The impact is likely to be felt in several ways. First, as anecdotal evidence already suggests, many northern foundations whose assets have dropped substantially in value will hold back from funding new work, while support for existing grantees is significantly reduced. Second, northern foundations may, for cost reasons, increasingly decide to carry out their grantmaking through intermediary organizations rather than having a physical presence in the field. While this is not itself a bad thing, it could have the ripple effect of reducing opportunities for direct and long-term learning from the field, which is vital for philanthropic institutions. Third, areas of Africa that have historically received little aid but are in great need, such as Central Africa, will probably continue to suffer neglect, as donors dig deeper into their comfort zones and avoid new terrain. Finally, as the big international NGOs begin to experience reduced funding, their African branches could begin to fundraise in the field, thereby setting themselves up in competition with their local partners for an already diminished donor base.

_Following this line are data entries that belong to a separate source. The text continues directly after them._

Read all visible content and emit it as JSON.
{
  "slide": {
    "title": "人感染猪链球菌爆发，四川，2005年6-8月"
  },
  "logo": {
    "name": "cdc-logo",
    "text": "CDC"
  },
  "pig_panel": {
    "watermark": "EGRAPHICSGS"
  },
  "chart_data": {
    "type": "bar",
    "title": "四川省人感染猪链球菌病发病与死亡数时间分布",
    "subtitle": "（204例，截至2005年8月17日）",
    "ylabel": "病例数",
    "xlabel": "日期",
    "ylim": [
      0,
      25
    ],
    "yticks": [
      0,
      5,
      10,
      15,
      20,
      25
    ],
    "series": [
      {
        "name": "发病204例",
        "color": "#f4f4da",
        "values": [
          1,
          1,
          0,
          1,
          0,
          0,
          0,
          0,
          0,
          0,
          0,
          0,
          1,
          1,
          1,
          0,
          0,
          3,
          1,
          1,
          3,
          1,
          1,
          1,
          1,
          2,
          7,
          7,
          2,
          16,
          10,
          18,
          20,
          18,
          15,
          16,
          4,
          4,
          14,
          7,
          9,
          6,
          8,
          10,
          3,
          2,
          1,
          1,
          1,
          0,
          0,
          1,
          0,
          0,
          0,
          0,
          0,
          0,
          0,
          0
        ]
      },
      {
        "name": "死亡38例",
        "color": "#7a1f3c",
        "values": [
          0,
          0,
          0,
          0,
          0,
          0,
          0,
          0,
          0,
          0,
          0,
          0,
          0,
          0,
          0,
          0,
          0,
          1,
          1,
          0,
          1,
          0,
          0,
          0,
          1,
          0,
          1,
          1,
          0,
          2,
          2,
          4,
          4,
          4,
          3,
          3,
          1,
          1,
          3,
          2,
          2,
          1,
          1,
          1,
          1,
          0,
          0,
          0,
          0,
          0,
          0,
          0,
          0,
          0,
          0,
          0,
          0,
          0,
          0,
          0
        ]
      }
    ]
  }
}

These effects are still a matter of surmise and would be experienced differently in different parts of Africa, but one thing is certain: they would significantly change the civil society landscape. However, the long-term scenario could present some opportunities. For example, CSOs could become more creative in building local support, and those that survive the hard times ahead could become more resilient. And it could become easier to make the case to donors to dedicate more resources to helping African CSOs become more self-reliant. In the words of Simon Collings of Resource Alliance, ‘if the rhetoric of civil society is to really mean anything, funders need to start investing in helping non-profits become financially independent and sustainable.’ Nowhere is this call more urgent than in Africa now.